Top federal hükümette
Turgut Yüksel, sözlerini şöyle sürdürdü:
“Avrupa Adalet Divanı, Almanya’nın Türkiye Cumhuriyeti vatandaşları için aile birleşimini Almanca bilme şartına bağlamasını ‘temel hukuk ihlali’ olarak tanımlamış. Bu çerçevede alınan karar, bütün Avrupa ülkeleri için bağlayıcıdır. Fakat bu kararın uygulamaya girmesi için karar doğrultusunda ülkelerin kendi yasalarında değişiklik yapması gerekiyor. Dolayısıyla, ilgili kararın uygulanabilmesi için Alman iç hukukunda ve federal düzeyde değişiklik yapılması gerekiyor.
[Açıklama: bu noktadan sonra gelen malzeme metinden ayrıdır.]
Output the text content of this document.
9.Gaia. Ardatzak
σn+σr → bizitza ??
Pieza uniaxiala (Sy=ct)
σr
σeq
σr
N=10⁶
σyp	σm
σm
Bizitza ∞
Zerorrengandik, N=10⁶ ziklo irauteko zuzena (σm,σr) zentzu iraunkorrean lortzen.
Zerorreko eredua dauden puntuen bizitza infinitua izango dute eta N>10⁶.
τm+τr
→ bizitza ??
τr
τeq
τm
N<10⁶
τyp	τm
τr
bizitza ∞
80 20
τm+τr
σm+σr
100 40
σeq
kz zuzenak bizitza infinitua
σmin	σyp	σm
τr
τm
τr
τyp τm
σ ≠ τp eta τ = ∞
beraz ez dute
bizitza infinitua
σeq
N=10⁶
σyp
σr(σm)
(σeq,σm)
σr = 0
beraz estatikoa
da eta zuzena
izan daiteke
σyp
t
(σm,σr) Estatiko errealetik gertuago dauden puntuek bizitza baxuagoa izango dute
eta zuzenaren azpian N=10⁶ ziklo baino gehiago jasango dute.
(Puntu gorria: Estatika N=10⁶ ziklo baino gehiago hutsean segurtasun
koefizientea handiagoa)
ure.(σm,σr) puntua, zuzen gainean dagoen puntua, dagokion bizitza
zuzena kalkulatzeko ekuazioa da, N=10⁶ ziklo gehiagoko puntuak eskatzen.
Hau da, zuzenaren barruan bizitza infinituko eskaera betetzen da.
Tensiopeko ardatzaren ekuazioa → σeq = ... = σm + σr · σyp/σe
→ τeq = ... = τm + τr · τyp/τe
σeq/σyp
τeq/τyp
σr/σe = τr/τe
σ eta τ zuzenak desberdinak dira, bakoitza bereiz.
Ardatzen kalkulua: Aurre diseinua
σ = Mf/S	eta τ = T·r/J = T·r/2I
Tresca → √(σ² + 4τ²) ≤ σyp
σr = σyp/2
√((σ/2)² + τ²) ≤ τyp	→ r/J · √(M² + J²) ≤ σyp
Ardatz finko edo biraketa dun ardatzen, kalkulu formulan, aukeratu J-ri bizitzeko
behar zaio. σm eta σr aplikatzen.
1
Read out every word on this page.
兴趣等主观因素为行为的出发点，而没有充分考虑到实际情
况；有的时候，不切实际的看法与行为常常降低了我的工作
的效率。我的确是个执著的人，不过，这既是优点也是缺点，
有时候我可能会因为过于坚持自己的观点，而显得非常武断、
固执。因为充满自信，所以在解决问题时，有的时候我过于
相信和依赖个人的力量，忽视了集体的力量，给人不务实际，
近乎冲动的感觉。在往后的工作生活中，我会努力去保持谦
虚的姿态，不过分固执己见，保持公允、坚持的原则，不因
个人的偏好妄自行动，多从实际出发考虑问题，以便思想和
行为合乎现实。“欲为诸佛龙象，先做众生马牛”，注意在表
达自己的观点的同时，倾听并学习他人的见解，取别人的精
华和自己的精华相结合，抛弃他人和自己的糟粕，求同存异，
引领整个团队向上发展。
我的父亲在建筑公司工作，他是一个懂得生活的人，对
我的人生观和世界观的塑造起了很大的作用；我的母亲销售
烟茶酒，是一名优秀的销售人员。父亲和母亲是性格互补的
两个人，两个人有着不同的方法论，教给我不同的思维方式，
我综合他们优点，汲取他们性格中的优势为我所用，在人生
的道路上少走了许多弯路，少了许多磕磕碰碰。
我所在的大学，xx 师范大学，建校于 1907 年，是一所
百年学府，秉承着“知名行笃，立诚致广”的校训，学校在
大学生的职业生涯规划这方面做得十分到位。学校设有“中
Aldığım bilgilere göre hükümet sözcüleri, bağlayıcı bu kararın Almanya’da yürürlüğe girme şartlarını halen araştırıyorlar. Maalesef biz Hessen’de iktidar da olsak, eyalet olarak Yabancılar Yasası’yla ilgili böyle bir yönetmeliği değiştiremezdik. Ama eyalet hükümeti konuyu Eyaletler Konseyi’nde (Bundesrat) gündeme getirebilirdi ve ben de bu konuyu dile getirmeleri için Meclis’e bir soru önergesi verebilirdim.” (FHF)
(FOTOĞRAFLAR: Ismail-Tipi.de, Turgut-Yueksel.de)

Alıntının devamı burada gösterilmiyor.